La deuxième partie de la vidéo montre également un autre bébé qui boit de manière extrêmement efficace.
Déterminez si le premier bébé reçoit ou non suffisamment de lait du sein. Vous trouverez la réponse en fin d’article.
Chirurgie mammaire généralement pratiquée avant la naissance d'un bébé
(réduction mammaire, augmentation mammaire)
Je ne discuterai pas des raisons pour lesquelles les femmes peuvent souhaiter une telle chirurgie, mais je pense qu'il est juste de dire que la plupart des chirurgies de ce type – mais pas toutes – sont réalisées avant que la femme n’ait eu des enfants. À en juger par nos propres patientes au Centre international d'allaitement maternel, la plupart du temps, la femme qui subit une intervention chirurgicale a 16 ou 17 ans, voire n’est âgée que de 14 ans, n'a même pas encore imaginé avoir des enfants dans le futur, et l'allaitement ne fait évidemment pas partie de ses préoccupations. Dans notre société, cette jeune femme, tout comme le chirurgien, ne sait peut-être pas encore non plus que les seins servent à nourrir et à réconforter les bébés et les bambins.
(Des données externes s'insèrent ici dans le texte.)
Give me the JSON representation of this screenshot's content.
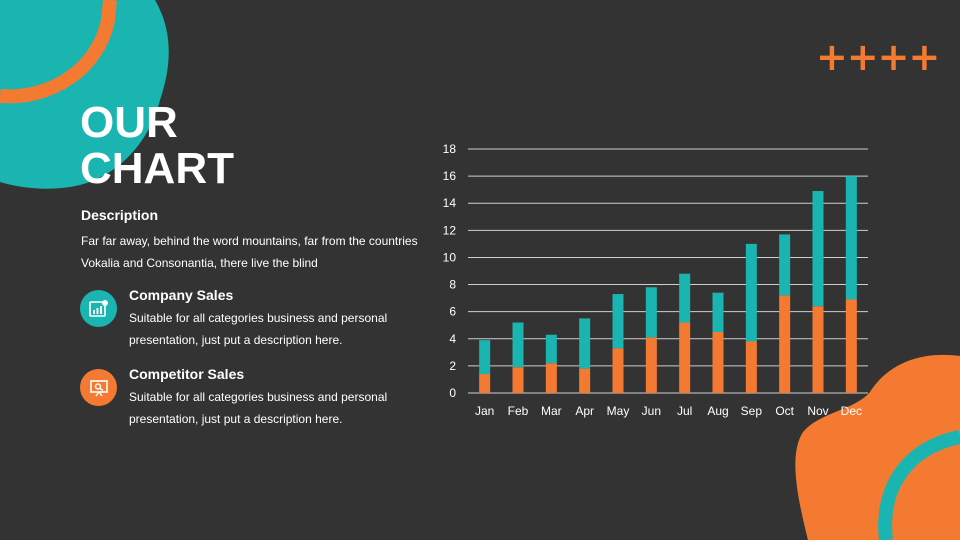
{
  "slide": {
    "title_line1": "OUR",
    "title_line2": "CHART",
    "plus_marks": "++++",
    "description_heading": "Description",
    "description_body": "Far far away, behind the word mountains, far from the countries Vokalia and Consonantia, there live the blind"
  },
  "items": [
    {
      "title": "Company Sales",
      "text": "Suitable for all categories business and personal presentation, just put a description here.",
      "icon": "chart-report-icon",
      "color": "#1AB5B0"
    },
    {
      "title": "Competitor Sales",
      "text": "Suitable for all categories business and personal presentation, just put a description here.",
      "icon": "presentation-board-icon",
      "color": "#F47A32"
    }
  ],
  "colors": {
    "background": "#333333",
    "teal": "#1AB5B0",
    "orange": "#F47A32",
    "gridline": "#CFCFCF"
  },
  "chart_data": {
    "type": "bar",
    "stacked": true,
    "categories": [
      "Jan",
      "Feb",
      "Mar",
      "Apr",
      "May",
      "Jun",
      "Jul",
      "Aug",
      "Sep",
      "Oct",
      "Nov",
      "Dec"
    ],
    "series": [
      {
        "values": [
          1.4,
          1.9,
          2.2,
          1.8,
          3.3,
          4.1,
          5.2,
          4.5,
          3.8,
          7.2,
          6.4,
          6.9
        ],
        "color": "#F47A32"
      },
      {
        "values": [
          2.5,
          3.3,
          2.1,
          3.7,
          4.0,
          3.7,
          3.6,
          2.9,
          7.2,
          4.5,
          8.5,
          9.1
        ],
        "color": "#1AB5B0"
      }
    ],
    "yticks": [
      0,
      2,
      4,
      6,
      8,
      10,
      12,
      14,
      16,
      18
    ],
    "ylim": [
      0,
      18
    ],
    "grid": true,
    "legend": "none"
  }
}
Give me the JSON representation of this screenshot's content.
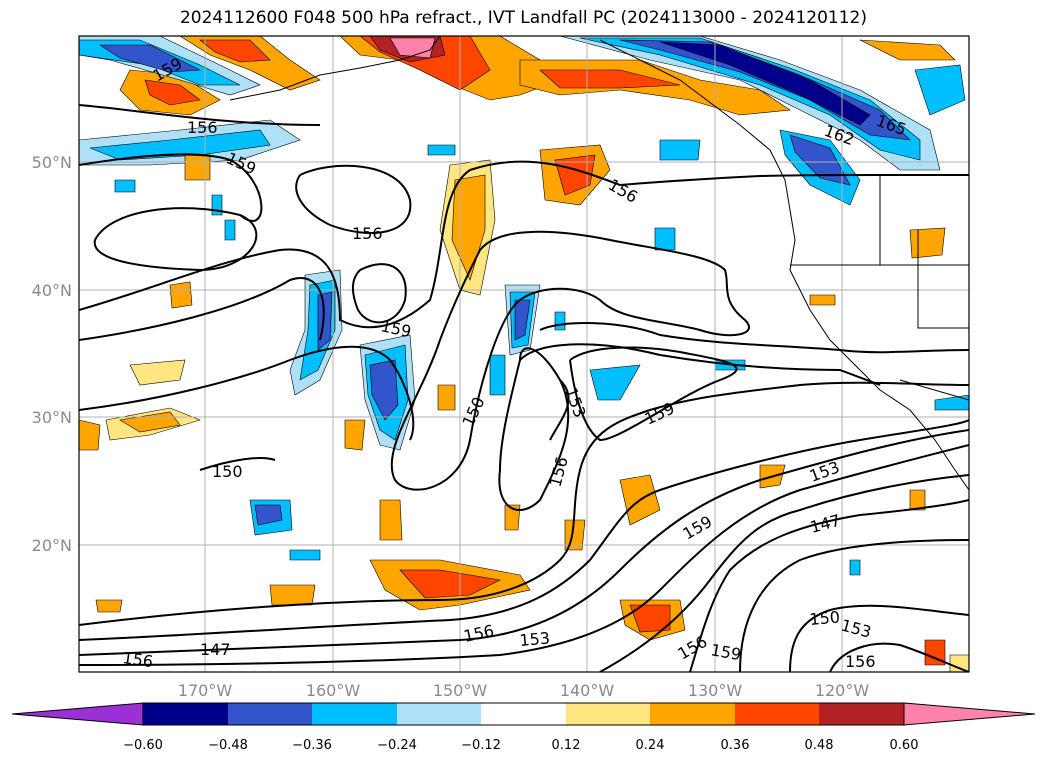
{
  "title": "2024112600 F048 500 hPa refract., IVT Landfall PC (2024113000 - 2024120112)",
  "lat_labels": [
    "50°N",
    "40°N",
    "30°N",
    "20°N"
  ],
  "lon_labels": [
    "170°W",
    "160°W",
    "150°W",
    "140°W",
    "130°W",
    "120°W"
  ],
  "contour_labels": [
    "159",
    "156",
    "159",
    "156",
    "159",
    "150",
    "153",
    "156",
    "159",
    "150",
    "156",
    "147",
    "156",
    "153",
    "156",
    "159",
    "153",
    "147",
    "150",
    "153",
    "156",
    "156",
    "159",
    "165",
    "162"
  ],
  "colorbar": {
    "ticks": [
      "−0.60",
      "−0.48",
      "−0.36",
      "−0.24",
      "−0.12",
      "0.12",
      "0.24",
      "0.36",
      "0.48",
      "0.60"
    ],
    "colors": [
      "#9b30d6",
      "#00008b",
      "#3355cc",
      "#00bfff",
      "#aee0f8",
      "#ffffff",
      "#ffe680",
      "#ffa500",
      "#ff4500",
      "#b22222",
      "#ff82ab"
    ]
  }
}
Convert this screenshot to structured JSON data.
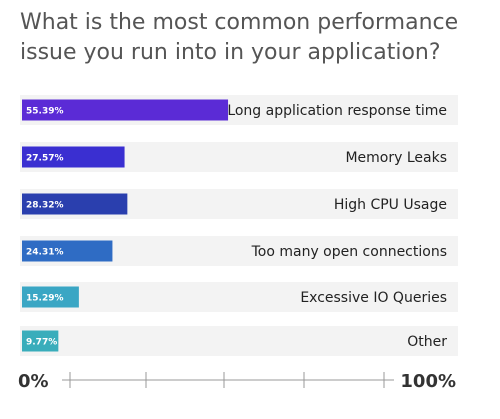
{
  "title": "What is the most common performance issue you run into in your application?",
  "chart_data": {
    "type": "bar",
    "orientation": "horizontal",
    "categories": [
      "Long application response time",
      "Memory Leaks",
      "High CPU Usage",
      "Too many open connections",
      "Excessive IO Queries",
      "Other"
    ],
    "values": [
      55.39,
      27.57,
      28.32,
      24.31,
      15.29,
      9.77
    ],
    "value_labels": [
      "55.39%",
      "27.57%",
      "28.32%",
      "24.31%",
      "15.29%",
      "9.77%"
    ],
    "colors": [
      "#5b2bd6",
      "#3a2fd1",
      "#2a3fae",
      "#2f6cc4",
      "#3aa6c4",
      "#39adbb"
    ],
    "xlim": [
      0,
      100
    ],
    "axis_labels": [
      "0%",
      "100%"
    ]
  }
}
Cette diminution de la capacité de la mère à produire du lait n'a probablement pas grand-chose à voir avec la quantité de tissu mammaire qui est retirée, puisqu’une diminution se produit également lorsqu’une incision périaréolaire est réalisée pour une biopsie – situation où il n’y a pas une quantité significative de tissu mammaire enlevé – ou dans d’autres types de chirurgie où quelque chose (une “prothèse”) est ajouté.
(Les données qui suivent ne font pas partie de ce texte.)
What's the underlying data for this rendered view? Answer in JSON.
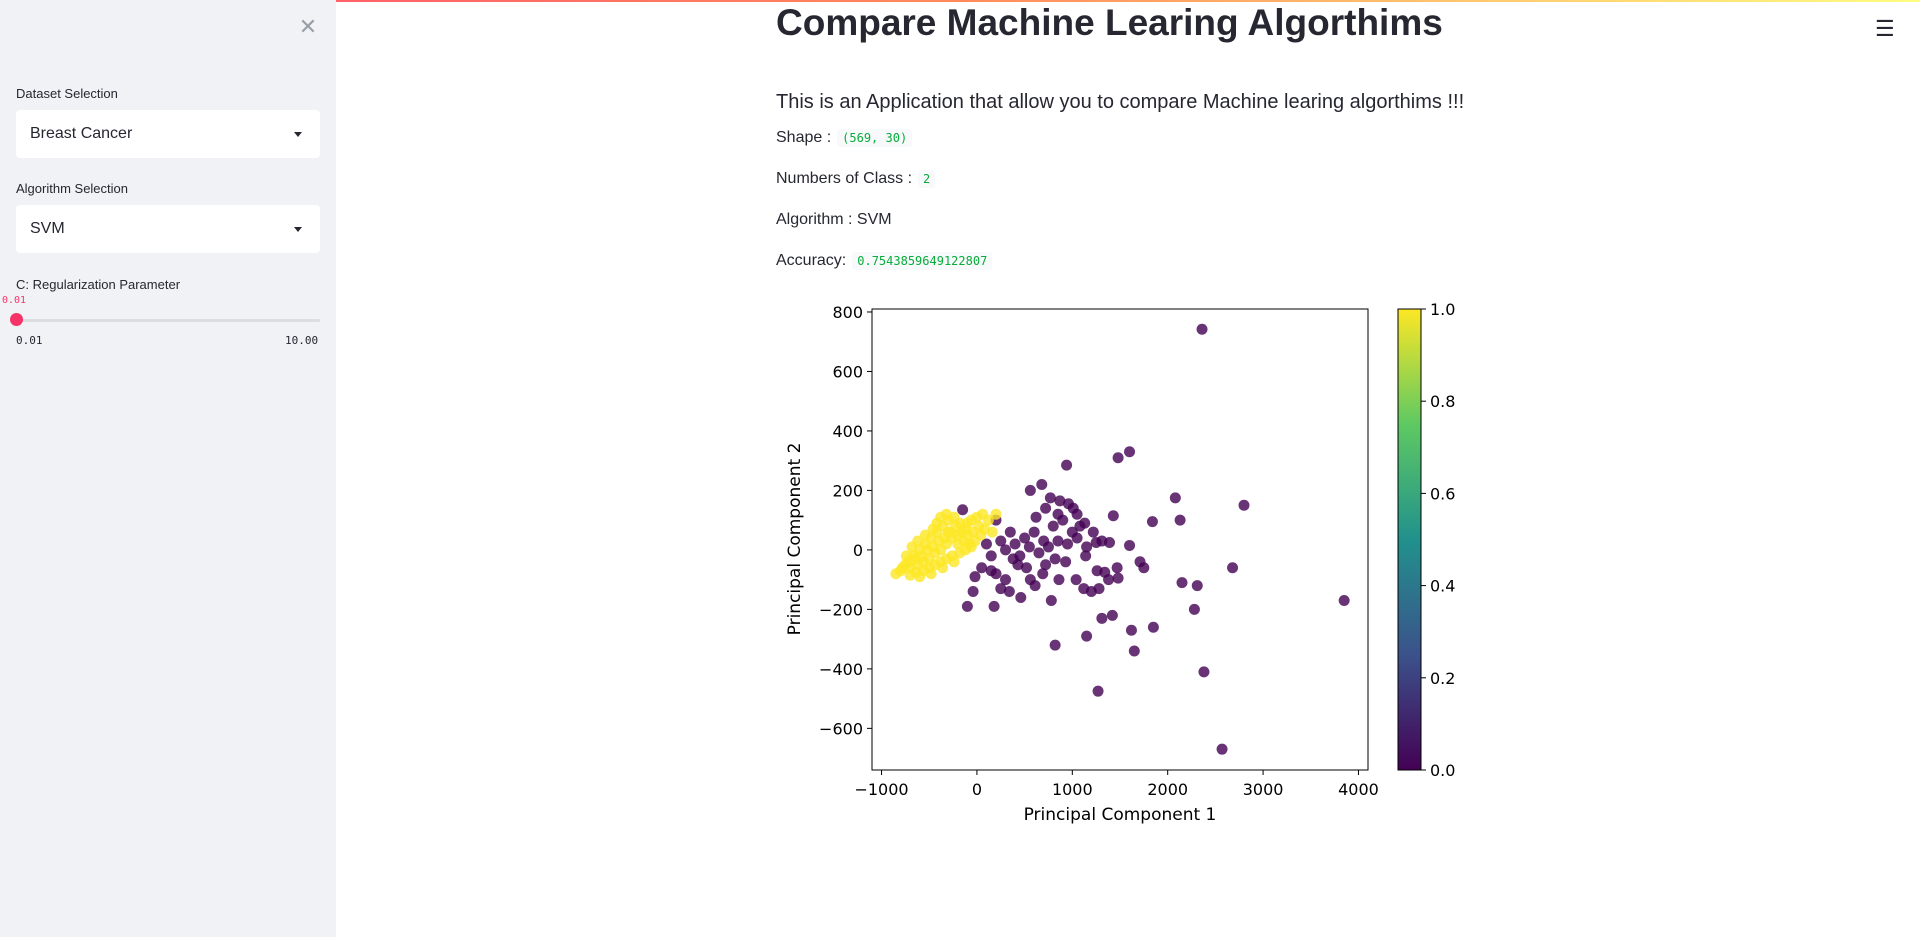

Je plaide pour que toute intervention de chirurgie mammaire soit réalisée en gardant toujours à l’esprit que la fonction du sein est de nourrir les bébés et les bambins. Je crois que la grande majorité des chirurgiens n'ont jamais appris en quoi un sein lactant est différent, ni que la chirurgie devrait être adaptée à la fonction du sein. En outre, même si une jeune femme n'allaite pas au moment de la chirurgie, il est possible, voire probable, qu'elle allaite à l'avenir, et c’est une chose à prendre en compte lors de l’opération.
Cette incision a été réalisée dans le cadre de la biopsie d’une masse présente dans le sein.
Elle est très longue et suit la ligne qui sépare l’aréole du sein lui-même.
Cette incision est hautement susceptible d’interférer avec la production lactée.
La biopsie aurait très probablement pu être effectuée d’une manière différente.
Cette incision d’un abcès du sein est susceptible de sectionner de nombreux canaux lactifères
et la cicatrisation peut être retardée par le poids du sein qui maintient la plaie ouverte.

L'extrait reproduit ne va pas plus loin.